Hana Financial Group isn’t just building a new HQ—it’s out to remake the company’s workplace experience from the ground up. Forget the locked-down look and feel of many financial services firms. The company’s new office in Incheon, South Korea is being designed as a light-drenched, open space filled with greenery—a direct reflection of just how much the pandemic has changed the way people live and work.
Collaborating with U.S. architecture and design studio NBBJ, Hana Financial is putting the focus on not just the 2,800 employees who will work there, but also potential job candidates as well as the surrounding community.
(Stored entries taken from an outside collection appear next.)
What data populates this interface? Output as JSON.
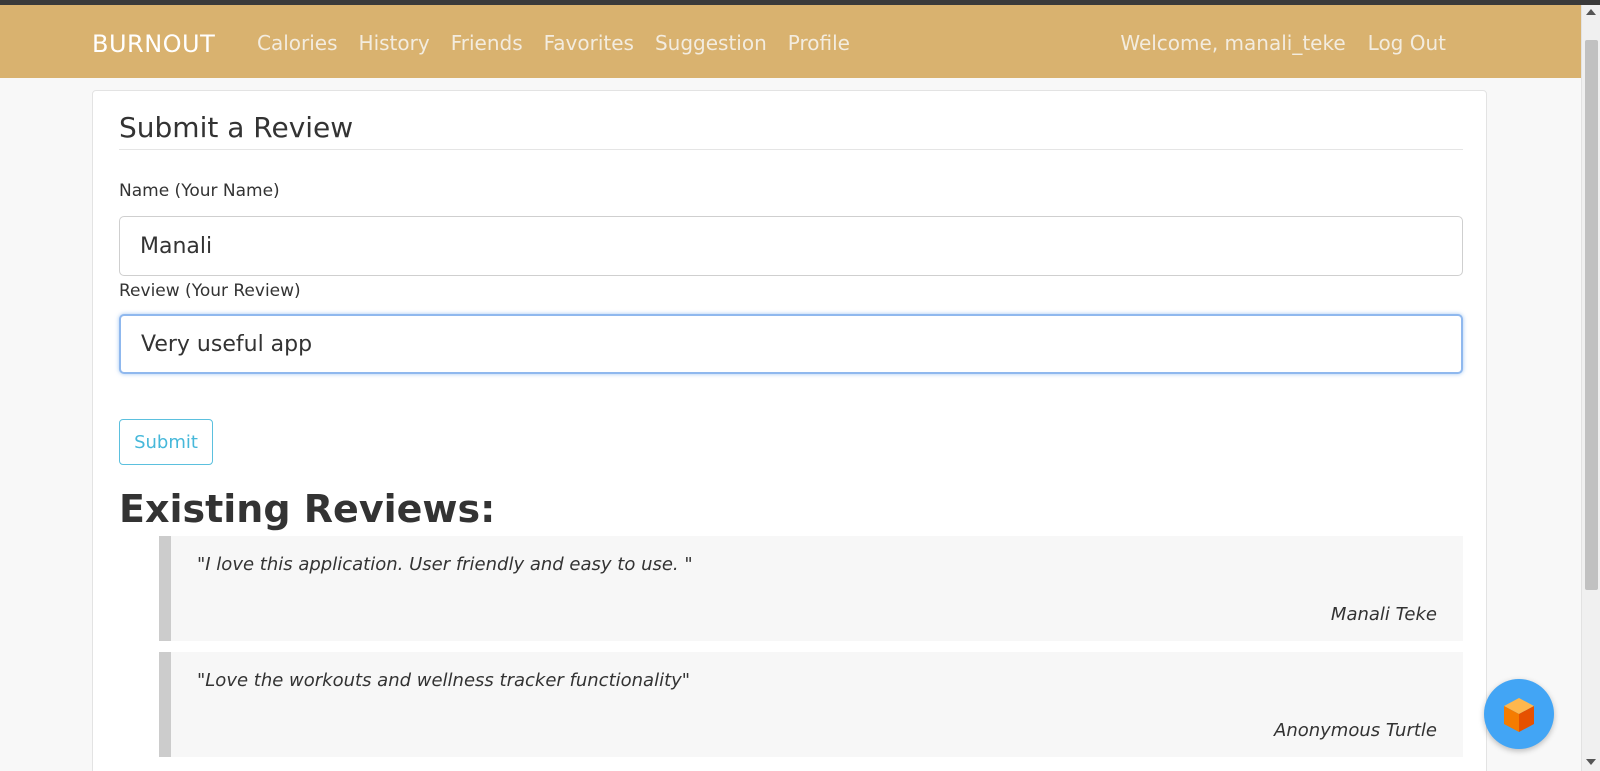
{
  "navbar": {
    "brand": "BURNOUT",
    "links": [
      "Calories",
      "History",
      "Friends",
      "Favorites",
      "Suggestion",
      "Profile"
    ],
    "welcome": "Welcome, manali_teke",
    "logout": "Log Out",
    "color": "#d9b26f"
  },
  "form": {
    "title": "Submit a Review",
    "name_label": "Name (Your Name)",
    "name_value": "Manali",
    "review_label": "Review (Your Review)",
    "review_value": "Very useful app",
    "submit_label": "Submit"
  },
  "reviews": {
    "heading": "Existing Reviews:",
    "items": [
      {
        "quote": "\"I love this application. User friendly and easy to use. \"",
        "author": "Manali Teke"
      },
      {
        "quote": "\"Love the workouts and wellness tracker functionality\"",
        "author": "Anonymous Turtle"
      }
    ]
  },
  "fab": {
    "icon": "cube-icon",
    "color": "#42a5f5"
  }
}
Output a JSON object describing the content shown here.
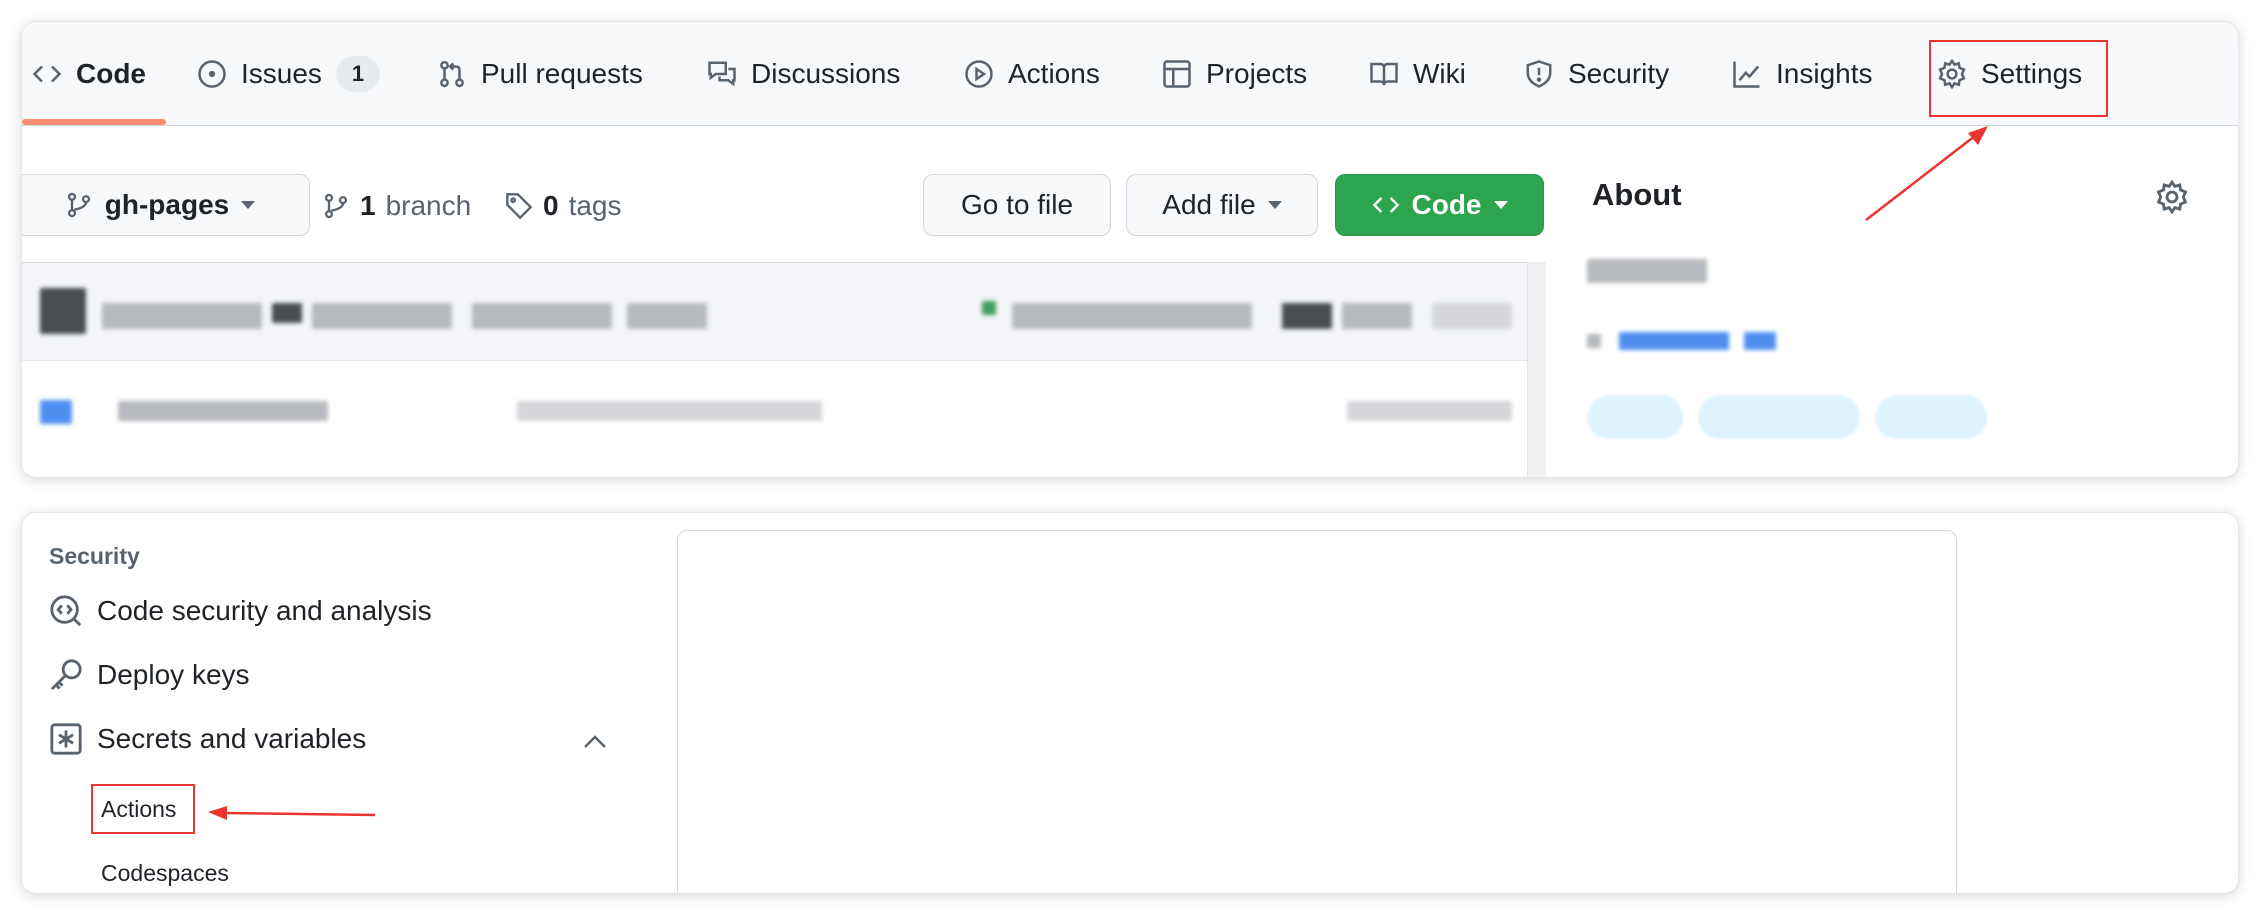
{
  "repo_nav": {
    "tabs": [
      {
        "label": "Code",
        "icon": "code-icon"
      },
      {
        "label": "Issues",
        "icon": "issue-opened-icon",
        "count": "1"
      },
      {
        "label": "Pull requests",
        "icon": "git-pull-request-icon"
      },
      {
        "label": "Discussions",
        "icon": "comment-discussion-icon"
      },
      {
        "label": "Actions",
        "icon": "play-icon"
      },
      {
        "label": "Projects",
        "icon": "table-icon"
      },
      {
        "label": "Wiki",
        "icon": "book-icon"
      },
      {
        "label": "Security",
        "icon": "shield-icon"
      },
      {
        "label": "Insights",
        "icon": "graph-icon"
      },
      {
        "label": "Settings",
        "icon": "gear-icon"
      }
    ]
  },
  "toolbar": {
    "branch_label": "gh-pages",
    "branches_count": "1",
    "branches_word": "branch",
    "tags_count": "0",
    "tags_word": "tags",
    "go_to_file": "Go to file",
    "add_file": "Add file",
    "code_button": "Code"
  },
  "about": {
    "title": "About"
  },
  "settings_sidebar": {
    "section_heading": "Security",
    "items": [
      {
        "label": "Code security and analysis",
        "icon": "codescan-icon"
      },
      {
        "label": "Deploy keys",
        "icon": "key-icon"
      },
      {
        "label": "Secrets and variables",
        "icon": "asterisk-icon"
      }
    ],
    "sub_items": [
      "Actions",
      "Codespaces"
    ]
  },
  "colors": {
    "accent_green": "#2da44e",
    "tab_underline": "#fd8c73",
    "annotation_red": "#e8352f"
  }
}
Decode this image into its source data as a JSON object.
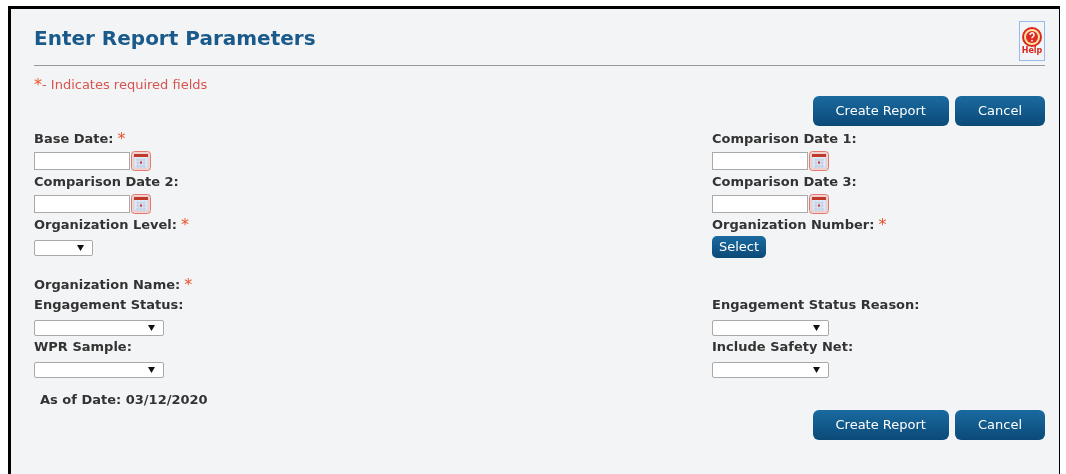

With the company’s decision to move out of central Seoul, the new digs could play a critical role in helping attract talent and build stronger ties to the so-called Hana Dream Town.
And that vision is driving project decisions, from the overall design to the choice of materials.
To give employees a renewed sense of agency about where and how they work, for example, the team is incorporating indoor and outdoor workspaces, including private alcoves and outdoor terraces. “Community stations” are meant to give employees a place to meet with and be mentored by leaders—a connection constrained during the pandemic.
But the building’s statement piece is the large and open lobby, where the team is eschewing cold stone and opting instead for carved and rounded wood in light tones.
“The intention is to look softer, more open and more welcoming,” Robert Mankin, NBBJ’s partner in charge of workplace design, told the Korea JoongAng Daily. “Usually financial institutions are very grand, they use stone, because they are permanent … [but] that can be very cold and unwelcoming.”
To further foster that sense of community, the team will include a glass observation deck for social activities and nighttime experiences—making the building a destination during the day and at night.
Adding an element of biophilia to foster wellness, designers will include a 12-story public ribbon park that will loop its way up the building, dotting the environment with green space and pedestrian pathways. Sculptural landforms, plazas and a lower-level atrium will offer workers the chance to take a break (or a breath of fresh air) during the workday. And windows—that actually open—will ventilate the building and allow greenery and plants into the space to enhance employee health.
“We believe that through workspace design, employees can leave the office feeling better than when they arrive, that the office isn’t just a place to work, it’s actually a place in which you can be restored,” Mankin said.
Construction of the headquarters is set to begin this year, with completion slated for 2024.